Index-Time Precedence (Global Context)
When the file context is global, directory priority descends in this order:
1. System local directory — highest priority
2. App local directories
3. App default directories
4. System default directory — lowest priority
When consuming a global configuration, such as inputs.conf
, Splunk software first uses the attributes from any copy of the file in system/local
. Then it looks for any copies of the file located in the app directories, adding any attributes found in them, but ignoring attributes already discovered in system/local. As a last resort, for any attributes not explicitly assigned at either the system or app level, it assigns default values from the file in the system/default
directory.
Example of Index-Time Precedence
Search-Time Precedence (App/User Context)
For files with an app/user context, directory priority descends from user to app to system:
1. User directories for current user — highest priority
2. App directories for currently running app (local, followed by default)
3. App directories for all other apps (local, followed by default) — for exported settings only
4. System directories (local, followed by default) — lowest priority
An attribute in savedsearches.conf
, for example, might be set at all three levels: the user, the app, and the system. Splunk will always use the value of the user-level attribute, if any, in preference to a value for that same attribute set at the app or system level.

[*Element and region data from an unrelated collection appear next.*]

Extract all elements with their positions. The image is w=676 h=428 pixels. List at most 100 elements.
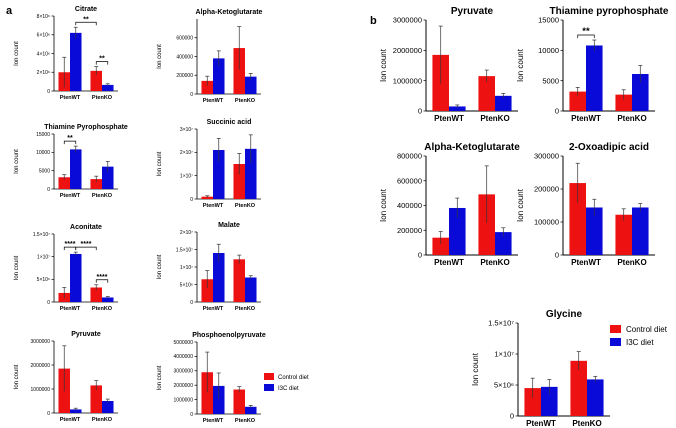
y-tick-label: 2×10⁶ [37, 70, 50, 76]
y-tick-label: 0 [510, 412, 514, 421]
chart-title: Aconitate [70, 224, 102, 231]
y-tick-label: 3000000 [393, 16, 422, 25]
y-tick-label: 1000000 [31, 387, 51, 393]
y-tick-label: 0 [47, 89, 50, 95]
bar-ptenwt-control [524, 388, 541, 416]
bar-ptenko-control [90, 287, 102, 302]
bar-ptenko-i3c [632, 73, 649, 111]
y-tick-label: 1.5×10⁷ [33, 232, 50, 238]
bar-ptenko-i3c [102, 297, 114, 302]
y-tick-label: 15000 [538, 16, 559, 25]
y-tick-label: 2000000 [393, 46, 422, 55]
chart-title: Glycine [546, 309, 583, 320]
y-tick-label: 1000000 [174, 397, 194, 403]
legend-b-control-swatch [610, 325, 621, 333]
y-tick-label: 1×10⁷ [180, 265, 193, 271]
chart-title: Alpha-Ketoglutarate [424, 142, 520, 153]
y-axis-label: Ion count [379, 48, 388, 82]
x-category-label: PtenKO [235, 98, 256, 104]
bar-ptenwt-control [569, 91, 586, 111]
x-category-label: PtenWT [203, 306, 224, 312]
y-tick-label: 3000000 [174, 369, 194, 375]
y-tick-label: 5×10⁶ [180, 282, 193, 288]
y-tick-label: 1.5×10⁷ [176, 247, 193, 253]
y-tick-label: 3×10⁷ [180, 127, 193, 133]
x-category-label: PtenKO [92, 193, 113, 199]
bar-ptenko-i3c [245, 148, 257, 199]
significance-bracket [63, 140, 77, 145]
bar-ptenwt-control [432, 237, 449, 255]
chart-title: Succinic acid [207, 119, 252, 126]
chart-a-malate: Malate Ion count 0 5×10⁶ 1×10⁷ 1.5×10⁷ 2×10⁷ Pt… [157, 222, 261, 312]
bar-ptenwt-i3c [449, 207, 466, 255]
x-category-label: PtenKO [235, 418, 256, 424]
chart-title: Thiamine Pyrophosphate [44, 124, 128, 131]
y-tick-label: 0 [190, 197, 193, 203]
chart-title: 2-Oxoadipic acid [569, 142, 649, 153]
bar-ptenwt-i3c [70, 149, 82, 189]
significance-label: ** [99, 56, 105, 63]
bar-ptenwt-control [569, 183, 586, 255]
y-tick-label: 1×10⁷ [494, 350, 514, 359]
y-tick-label: 0 [47, 411, 50, 417]
y-tick-label: 15000 [36, 132, 50, 138]
legend-a-i3c-label: I3C diet [278, 386, 299, 392]
bar-ptenko-control [90, 385, 102, 413]
y-tick-label: 6×10⁶ [37, 33, 50, 39]
bar-ptenwt-i3c [70, 253, 82, 302]
legend-b: Control diet I3C diet [610, 325, 668, 347]
chart-a-aconitate: Aconitate Ion count 0 5×10⁶ 1×10⁷ 1.5×10⁷ Pten… [14, 224, 118, 312]
chart-a-akg: Alpha-Ketoglutarate Ion count 0 200000 40000… [157, 9, 263, 104]
bar-ptenwt-i3c [449, 106, 466, 111]
y-tick-label: 0 [190, 92, 193, 98]
bar-ptenko-i3c [245, 76, 257, 94]
bar-ptenko-i3c [587, 379, 604, 416]
bar-ptenko-control [233, 259, 245, 302]
legend-a-i3c-swatch [264, 384, 274, 391]
y-axis-label: Ion count [14, 255, 20, 280]
bar-ptenko-i3c [632, 207, 649, 255]
bar-ptenwt-i3c [541, 386, 558, 416]
panel-label-b: b [370, 15, 377, 27]
x-category-label: PtenWT [434, 258, 464, 267]
bar-ptenwt-i3c [586, 207, 603, 255]
bar-ptenwt-i3c [213, 58, 225, 94]
significance-label: **** [65, 241, 76, 248]
chart-title: Phosphoenolpyruvate [192, 332, 266, 339]
x-category-label: PtenWT [60, 417, 81, 423]
significance-label: ** [67, 135, 73, 142]
y-axis-label: Ion count [379, 188, 388, 222]
significance-bracket [95, 279, 109, 283]
chart-title: Citrate [75, 6, 97, 13]
bar-ptenko-i3c [102, 166, 114, 189]
y-tick-label: 2×10⁷ [180, 230, 193, 236]
significance-label: **** [81, 241, 92, 248]
y-axis-label: Ion count [157, 44, 163, 69]
y-tick-label: 10000 [538, 46, 559, 55]
y-tick-label: 2000000 [174, 383, 194, 389]
significance-label: ** [582, 26, 590, 37]
bar-ptenko-control [90, 70, 102, 91]
x-category-label: PtenKO [235, 306, 256, 312]
y-tick-label: 0 [190, 412, 193, 418]
bar-ptenko-i3c [245, 406, 257, 414]
y-tick-label: 5000 [39, 168, 50, 174]
y-axis-label: Ion count [516, 188, 525, 222]
chart-title: Alpha-Ketoglutarate [196, 9, 263, 16]
x-category-label: PtenWT [60, 193, 81, 199]
chart-title: Thiamine pyrophosphate [550, 6, 669, 17]
significance-bracket [75, 246, 97, 251]
y-axis-label: Ion count [471, 352, 480, 386]
charts: Citrate Ion count 0 2×10⁶ 4×10⁶ 6×10⁶ 8×10⁶ Pte… [14, 6, 669, 428]
chart-a-pep: Phosphoenolpyruvate Ion count 0 1000000 2000… [157, 332, 266, 424]
x-category-label: PtenKO [480, 258, 509, 267]
y-tick-label: 600000 [176, 36, 193, 42]
x-category-label: PtenWT [434, 114, 464, 123]
y-tick-label: 0 [418, 251, 422, 260]
y-axis-label: Ion count [157, 254, 163, 279]
x-category-label: PtenWT [203, 418, 224, 424]
y-tick-label: 0 [555, 251, 559, 260]
y-tick-label: 0 [47, 300, 50, 306]
bar-ptenwt-control [58, 177, 70, 189]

The effect of app directory names varies depending on whether the context is global or local.
App directory names in the global context
When determining priority in the global context, Splunk software uses lexicographical order to determine priority among the collection of apps directories. For example, files in an apps directory named “A” have a higher priority than files in an apps directory named “B”, and so on.
App directory names in the app/user context When determining priority in the app/user context, Splunk software uses reverse-lexicographical order to determine priority among the collection of apps directories, For example, files in an apps directory named “B” have a higher priority than files in an apps directory named “A”, and so on.